Feb. 21, 2005 New imaging research about tongue shape and volume before and after surgery should ultimately help surgeons decide how to best reconstruct tongue defects resulting from cancer surgery, says a team of researchers at the University of Toronto.
Tim Bressmann, a professor in the Department of Speech-Language Pathology, and his colleague Jonathan Irish, a professor in the Department of Otolaryngology and a head and neck cancer surgeon at Princess Margaret Hospital, are the first researchers to use 3-D ultrasound to assess both normal and partially resected tongues during the production of speech sounds. By measuring the 3-D topography of the tongue's surface as each of 10 normal speakers produced a variety of speech sounds, Bressmann and Irish were able to describe basic mechanisms underlying the normal functioning of a tongue. This ultrasound data became the baseline to which partially resected tongues were compared.
"We used the data from the normal speakers to model a prototypical 'Joe Canadian' tongue," says Bressmann. "This is a first step toward assessing the biomechanical impact of different reconstructive techniques on tongue movement for speech. Now, we can work toward determining what the ideal method of reconstruction is for different lesion locations and extents, so that we can ensure optimum speech outcomes for every patient."

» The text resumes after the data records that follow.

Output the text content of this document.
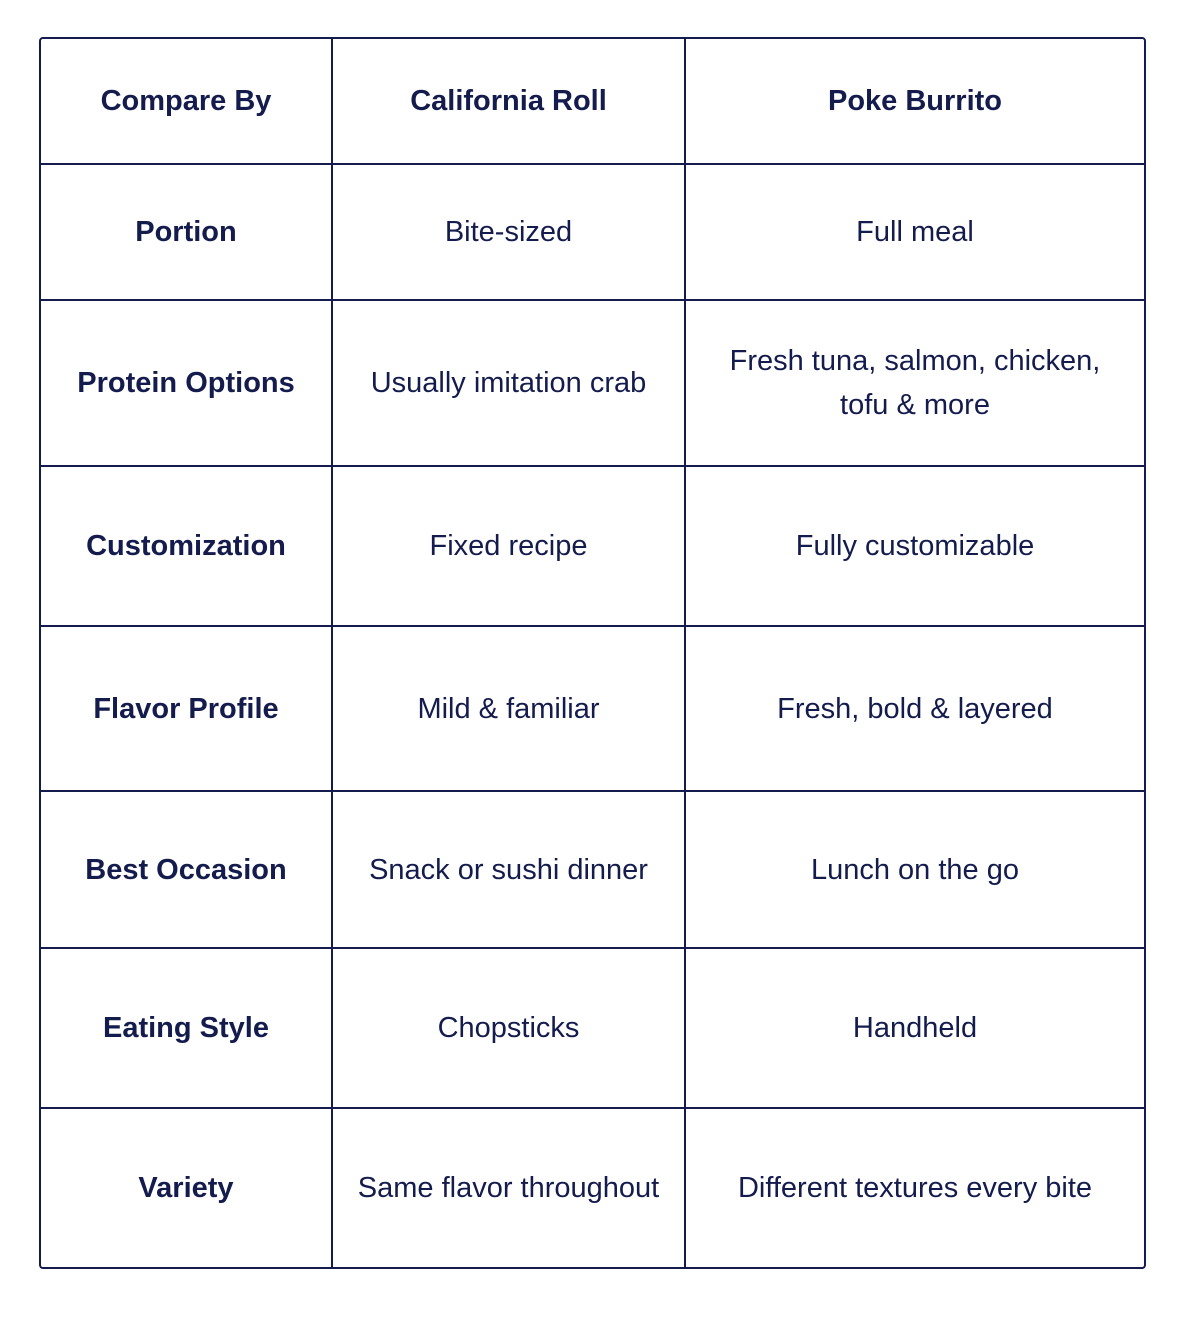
Compare By	California Roll	Poke Burrito
Portion	Bite-sized	Full meal
Protein Options	Usually imitation crab	Fresh tuna, salmon, chicken, tofu & more
Customization	Fixed recipe	Fully customizable
Flavor Profile	Mild & familiar	Fresh, bold & layered
Best Occasion	Snack or sushi dinner	Lunch on the go
Eating Style	Chopsticks	Handheld
Variety	Same flavor throughout	Different textures every bite
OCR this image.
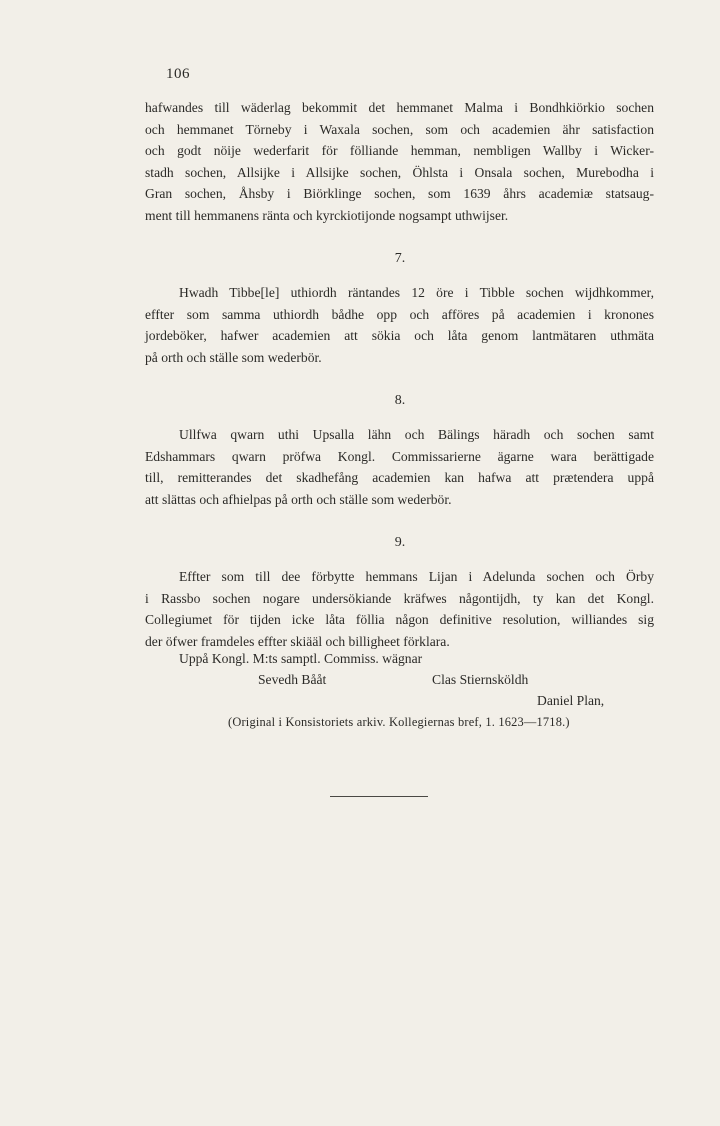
106
hafwandes till wäderlag bekommit det hemmanet Malma i Bondhkiörkio sochen
och hemmanet Törneby i Waxala sochen, som och academien ähr satisfaction
och godt nöije wederfarit för fölliande hemman, nembligen Wallby i Wicker-
stadh sochen, Allsijke i Allsijke sochen, Öhlsta i Onsala sochen, Murebodha i
Gran sochen, Åhsby i Biörklinge sochen, som 1639 åhrs academiæ statsaug-
ment till hemmanens ränta och kyrckiotijonde nogsampt uthwijser.
7.
Hwadh Tibbe[le] uthiordh räntandes 12 öre i Tibble sochen wijdhkommer,
effter som samma uthiordh bådhe opp och afföres på academien i kronones
jordeböker, hafwer academien att sökia och låta genom lantmätaren uthmäta
på orth och ställe som wederbör.
8.
Ullfwa qwarn uthi Upsalla lähn och Bälings häradh och sochen samt
Edshammars qwarn pröfwa Kongl. Commissarierne ägarne wara berättigade
till, remitterandes det skadhefång academien kan hafwa att prætendera uppå
att slättas och afhielpas på orth och ställe som wederbör.
9.
Effter som till dee förbytte hemmans Lijan i Adelunda sochen och Örby
i Rassbo sochen nogare undersökiande kräfwes någontijdh, ty kan det Kongl.
Collegiumet för tijden icke låta föllia någon definitive resolution, williandes sig
der öfwer framdeles effter skiääl och billigheet förklara.
Uppå Kongl. M:ts samptl. Commiss. wägnar
Sevedh Bååt	Clas Stiernsköldh
Daniel Plan,
(Original i Konsistoriets arkiv. Kollegiernas bref, 1. 1623—1718.)
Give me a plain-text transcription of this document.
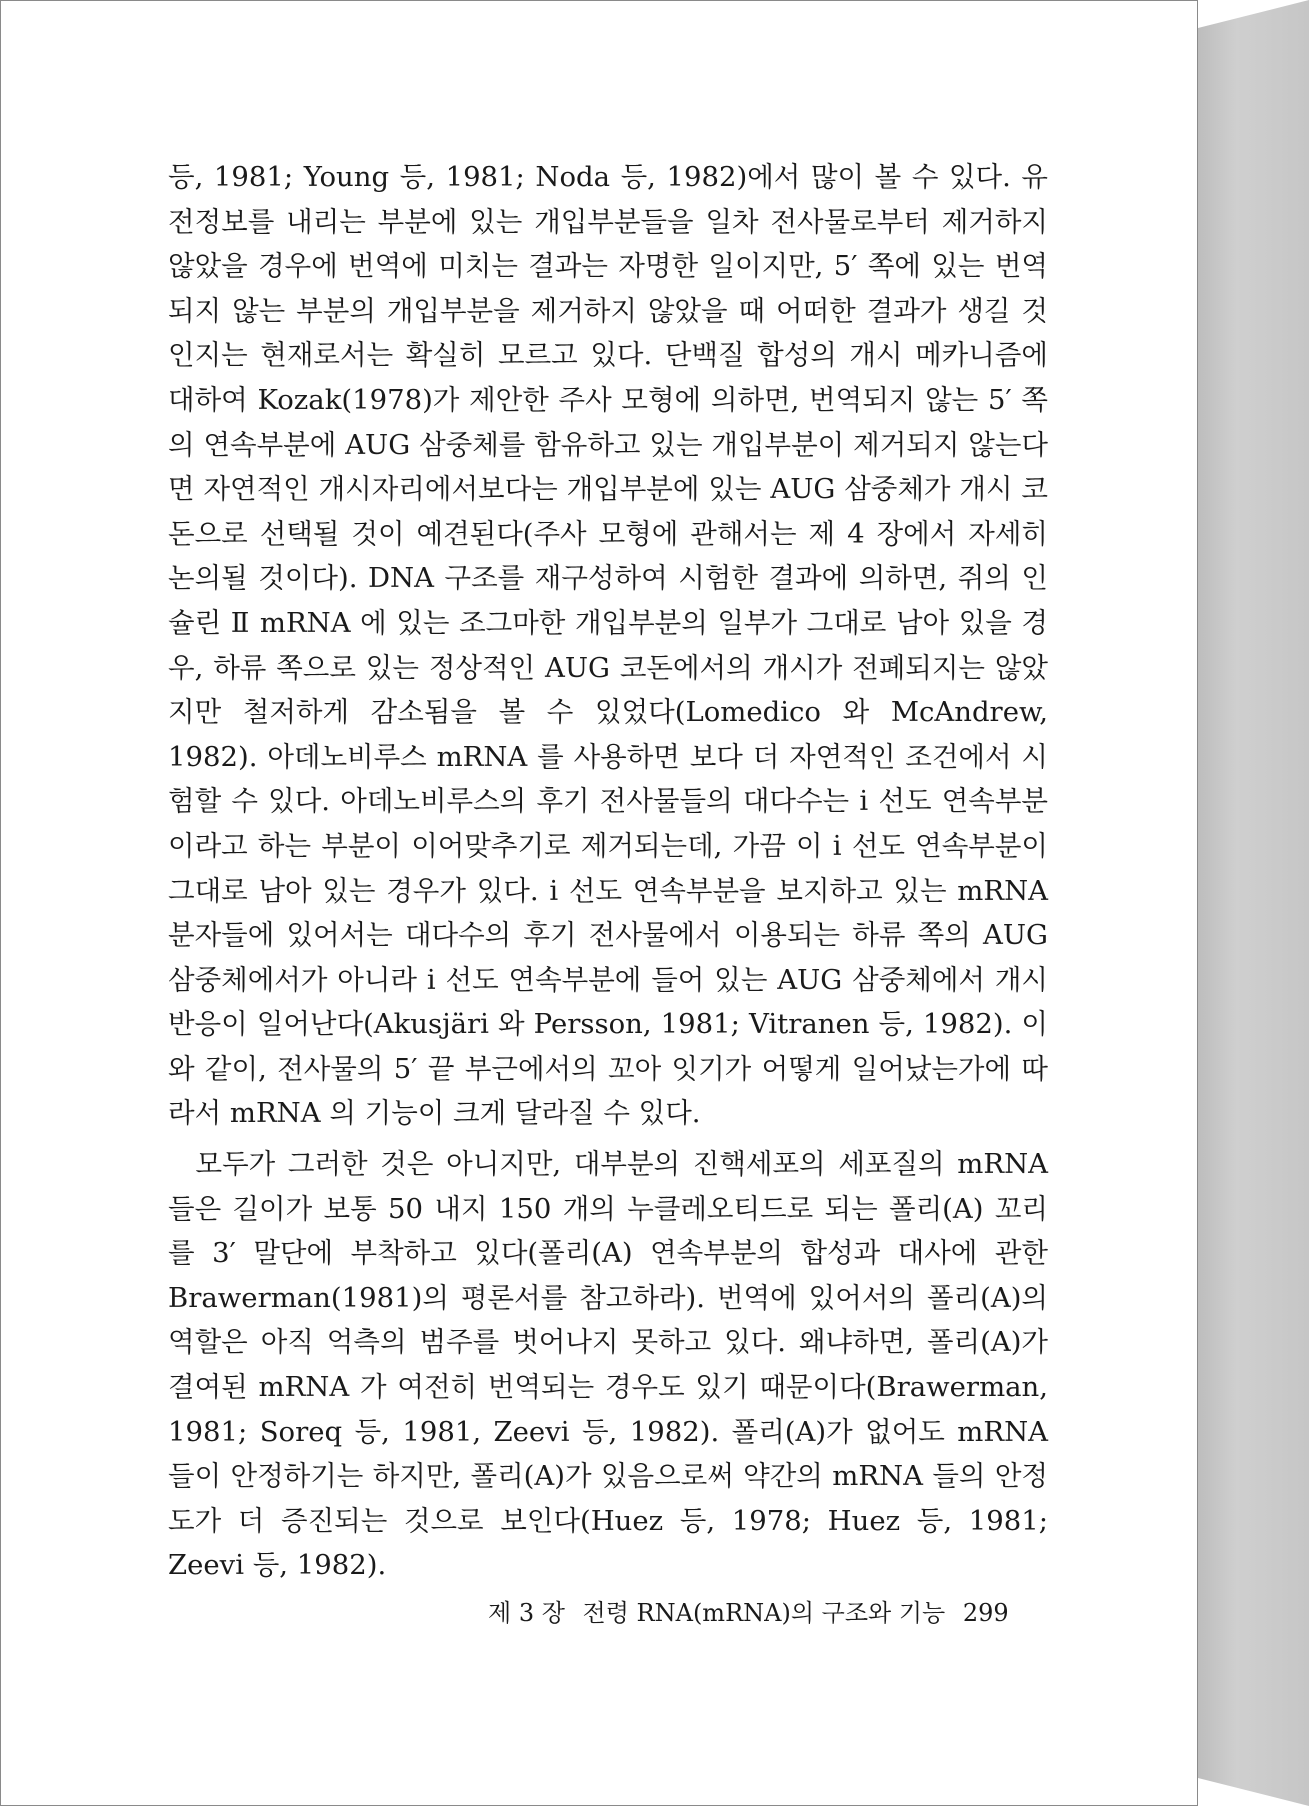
등, 1981; Young 등, 1981; Noda 등, 1982)에서 많이 볼 수 있다. 유전정보를 내리는 부분에 있는 개입부분들을 일차 전사물로부터 제거하지 않았을 경우에 번역에 미치는 결과는 자명한 일이지만, 5′ 쪽에 있는 번역되지 않는 부분의 개입부분을 제거하지 않았을 때 어떠한 결과가 생길 것인지는 현재로서는 확실히 모르고 있다. 단백질 합성의 개시 메카니즘에 대하여 Kozak(1978)가 제안한 주사 모형에 의하면, 번역되지 않는 5′ 쪽의 연속부분에 AUG 삼중체를 함유하고 있는 개입부분이 제거되지 않는다면 자연적인 개시자리에서보다는 개입부분에 있는 AUG 삼중체가 개시 코돈으로 선택될 것이 예견된다(주사 모형에 관해서는 제 4 장에서 자세히 논의될 것이다). DNA 구조를 재구성하여 시험한 결과에 의하면, 쥐의 인슐린 Ⅱ mRNA 에 있는 조그마한 개입부분의 일부가 그대로 남아 있을 경우, 하류 쪽으로 있는 정상적인 AUG 코돈에서의 개시가 전폐되지는 않았지만 철저하게 감소됨을 볼 수 있었다(Lomedico 와 McAndrew, 1982). 아데노비루스 mRNA 를 사용하면 보다 더 자연적인 조건에서 시험할 수 있다. 아데노비루스의 후기 전사물들의 대다수는 i 선도 연속부분이라고 하는 부분이 이어맞추기로 제거되는데, 가끔 이 i 선도 연속부분이 그대로 남아 있는 경우가 있다. i 선도 연속부분을 보지하고 있는 mRNA 분자들에 있어서는 대다수의 후기 전사물에서 이용되는 하류 쪽의 AUG 삼중체에서가 아니라 i 선도 연속부분에 들어 있는 AUG 삼중체에서 개시반응이 일어난다(Akusjäri 와 Persson, 1981; Vitranen 등, 1982). 이와 같이, 전사물의 5′ 끝 부근에서의 꼬아 잇기가 어떻게 일어났는가에 따라서 mRNA 의 기능이 크게 달라질 수 있다.

모두가 그러한 것은 아니지만, 대부분의 진핵세포의 세포질의 mRNA 들은 길이가 보통 50 내지 150 개의 누클레오티드로 되는 폴리(A) 꼬리를 3′ 말단에 부착하고 있다(폴리(A) 연속부분의 합성과 대사에 관한 Brawerman(1981)의 평론서를 참고하라). 번역에 있어서의 폴리(A)의 역할은 아직 억측의 범주를 벗어나지 못하고 있다. 왜냐하면, 폴리(A)가 결여된 mRNA 가 여전히 번역되는 경우도 있기 때문이다(Brawerman, 1981; Soreq 등, 1981, Zeevi 등, 1982). 폴리(A)가 없어도 mRNA 들이 안정하기는 하지만, 폴리(A)가 있음으로써 약간의 mRNA 들의 안정도가 더 증진되는 것으로 보인다(Huez 등, 1978; Huez 등, 1981; Zeevi 등, 1982).

제 3 장 전령 RNA(mRNA)의 구조와 기능 299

The researchers are now collecting ultrasound data from more tongue cancer patients in order to build a database for surgeons who perform partial tongue resection surgeries. "The survival rate in tongue cancer is 70 to 80 per cent," says Bressmann. "Therefore, surgeons need to do a very good job because people will often live with their reconstructions for a long, long time."
The research, funded by the Canadian Institutes of Health Research, is published in the January-February issue of Clincial Linguistics & Phonetics.